Nothing says loving like being made to feel that I am good for nothing but what I can do or provide for someone. It’s just delightful. I am the one that everyone turns to when they want or need something, but the moment I have something going on, it is perfectly clear that I am total burden, imposing upon their precious time spent doing completely inconsequential things. Sometimes it feels like I am invisible, until someone wants me to do something for them. And when I am stupid enough to point it out, to say something, I am asked why I am “in a mood”? Really? Because I am sick of being ignored and dismissed and disrespected and dare to say something, I’m “in a mood”? Really?
I absolutely love when I try to talk to someone about something that is important to me or that is bothering me (not even anything to do with the person I am talking to) and they can’t even tear their eyes away from their book/xBox/Wii/computer/TV long enough to even acknowledge that I am speaking, much less actually listen. I am a big believer in that if you love someone, what is important to them should matter to you, even if you don’t understand or care a damn about it. I spend 90% of my life alone, doing nothing but taking care of other people, being there for my family. Sometimes I could use someone to talk to, some to actually listen to what I have to say. Not someone to ignore me, make it obvious they don’t give a shit, dismiss me and my feelings. But, no. That’s not how it is. My role is to be there for everyone without question (which is fine) and to take what I am given and be quiet and unassuming (which is not fine). Basically, I am supposed to keep my mouth shut, say nothing, and take it without argument.

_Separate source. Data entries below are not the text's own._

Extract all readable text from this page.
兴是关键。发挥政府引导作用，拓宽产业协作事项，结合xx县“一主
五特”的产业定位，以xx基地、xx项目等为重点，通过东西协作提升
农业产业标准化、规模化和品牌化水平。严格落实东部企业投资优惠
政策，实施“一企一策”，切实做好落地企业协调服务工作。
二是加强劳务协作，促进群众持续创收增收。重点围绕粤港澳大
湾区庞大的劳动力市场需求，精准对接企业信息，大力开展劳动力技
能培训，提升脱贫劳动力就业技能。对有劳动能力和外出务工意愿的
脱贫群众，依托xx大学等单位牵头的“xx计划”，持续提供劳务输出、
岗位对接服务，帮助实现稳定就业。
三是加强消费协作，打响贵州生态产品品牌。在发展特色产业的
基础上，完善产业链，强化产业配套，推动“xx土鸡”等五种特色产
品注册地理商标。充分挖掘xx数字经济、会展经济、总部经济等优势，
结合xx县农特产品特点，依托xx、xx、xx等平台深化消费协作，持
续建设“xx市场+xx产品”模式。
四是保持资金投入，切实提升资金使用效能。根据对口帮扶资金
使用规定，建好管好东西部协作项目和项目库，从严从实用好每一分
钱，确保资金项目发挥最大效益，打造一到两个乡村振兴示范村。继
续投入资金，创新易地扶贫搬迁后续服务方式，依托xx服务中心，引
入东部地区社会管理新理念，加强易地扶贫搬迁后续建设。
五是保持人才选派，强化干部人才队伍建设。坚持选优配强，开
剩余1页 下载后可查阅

I made a big speech on New Year’s Eve about just this kind of thing. That I expected this family to act like a family, to be kinder to one another, to appreciate one another. To listen, really listen to each other. To be mindful of how they treat one another. I made a point out of telling them that I was not their servant, not their doormat. And, once again, I got all the pretty words and assurances that things would change. Pretty words that have absolutely no depth and meaning or sincerity to them. Pretty words that hurt all that much more because they are meaningless, said to appease and to shut me up, not because people meant them.
I have to repeat myself about 90 times, even for the simplest of things. Some of that comes hand in hand with children; I get that and I accept that. But that doesn’t mean I don’t have the right to correct it. But how I am supposed to be successful with that if the one that is the worst offender is their father? I am the lone woman in a house of men/boys and it is not a very great place to be sometimes.
So 2011 has started and I feel as alone as I ever have.